Scores on the doors for SoCoDu higher-end auctions (c 1m and above) so far in 2016:

  1. FAIL White Lodge (a.k.a. Marylands) 9 Eglinton Park, Dun Laoghaire for AMV 1.35m - no bids, now PT for 1.485m.
    thepropertypin.com/viewtopic.php?f=10&t=66075

  2. SOLD 63 Dartmouth Square for AMV 1.40m - a crazy low AMV (designed to pull them in), which sold at “true” M.V.
    thepropertypin.com/viewtopic.php?f=10&t=65964

  3. FAIL 66 Claremont Road, Sandymount, Dublin 4 - AMV 900k - withdrawn.
    thepropertypin.com/viewtopic.php?f=23&t=21009

  4. FAIL 119 Anglesea Road, Ballsbridge, Dublin 4 - AMV 1.1m - one bid at 1m (was sold later).
    thepropertypin.com/viewtopic.php?f=10&t=66128

  5. FAIL Wilton Lodge. 24 Sydney Avenue, Blackrock, Co. Dublin - AMV 1.45m - not sold, now PT for 1.45m
    thepropertypin.com/viewtopic.php?f=10&t=66064&p=881242

  6. FAIL Kilmashogue House, Kilmashogue Lane, Rathfarnham, Co. Dublin - AMV 900k, not sold, now PT for 895k
    thepropertypin.com/viewtopic.php?f=10&t=66165


#56

Next up:

Rockingham Cottage, Nerano Road, Dalkey, Co. Dublin, A96 EK16
Guide €950,000 - 4 bedrooms (200.02 sq.m)
lisney.com/sale/house-for-s … alkey/4626

Love this. Pity about no off-street parking, will turn a lot of people off. Just a few doors up from Khyber Lodge, which coincidentally appears to have not sold at its November 2014 auction (being flipped by its neighbours who bought it earlier that year, hived off the garden and wanted a free garden and their money back) as it didn’t reappear in the PPR. Auction brochure: sherryfitz.ie/files/Reapit/D … 001617.pdf

Rockingham is going to swallow €400k+ before you even consider extending, but will be a gorgeous house with a great garden.

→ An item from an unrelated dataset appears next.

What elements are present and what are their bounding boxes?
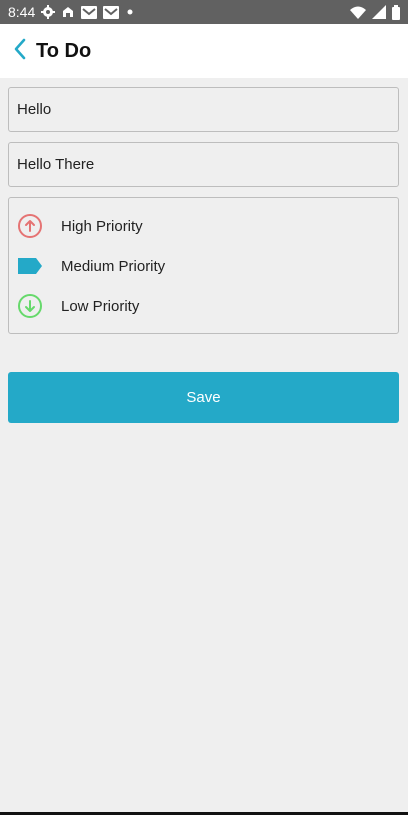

Prices in Dalkey have been getting frothier. The 2,131sqft Octagon is sale agreed at at least €1m according to the most recent update on the pin about it (and it sold quickly too in spite of its right of way issues and weird location). Dubay on Knocknacree Road sold for €2.2m. Even The Breakers, a fisherman’s cottage on Coliemore Road sold for €770k (€963/sqft).

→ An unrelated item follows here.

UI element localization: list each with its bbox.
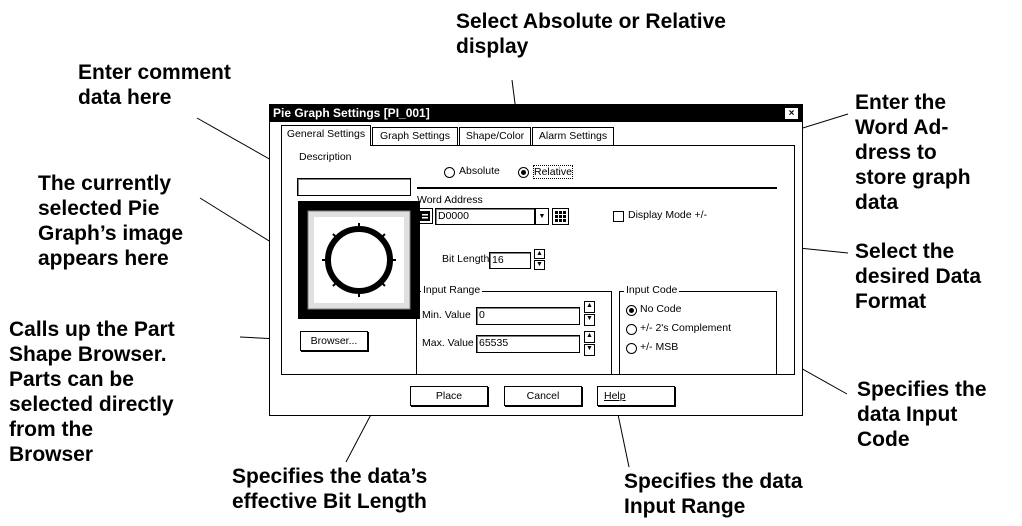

Let’s see how the auction goes. 8DD


#57

What’s the incentive to sell by public auction these days? I suppose it makes sense for difficult to shift stuff (a lot of the allsop auctions) or people who are in a serious hurry, but I don’t really see why people do it for the high end.


#58

AMV €600,000 - 78.04sqm
24 Fitzwilliam Lane, South City Centre, Dublin 2
myhome.ie/residential/broch … age=&view=
Good sized site for a mews house in this part of the world. Will well exceed AMV easily if recent mews sales are anything to go by, irrespective of its small square footage.


#59

Isn’t Fitzwilliam Lane one of Mantissa’s favourite ‘noctural’ hangouts ?


#60

Come on guys, this thread is for “high-end” Dublin auctions?
I know things have gotten so bad in high-end Dublin auctions, that even 900k AMV features, but 600k?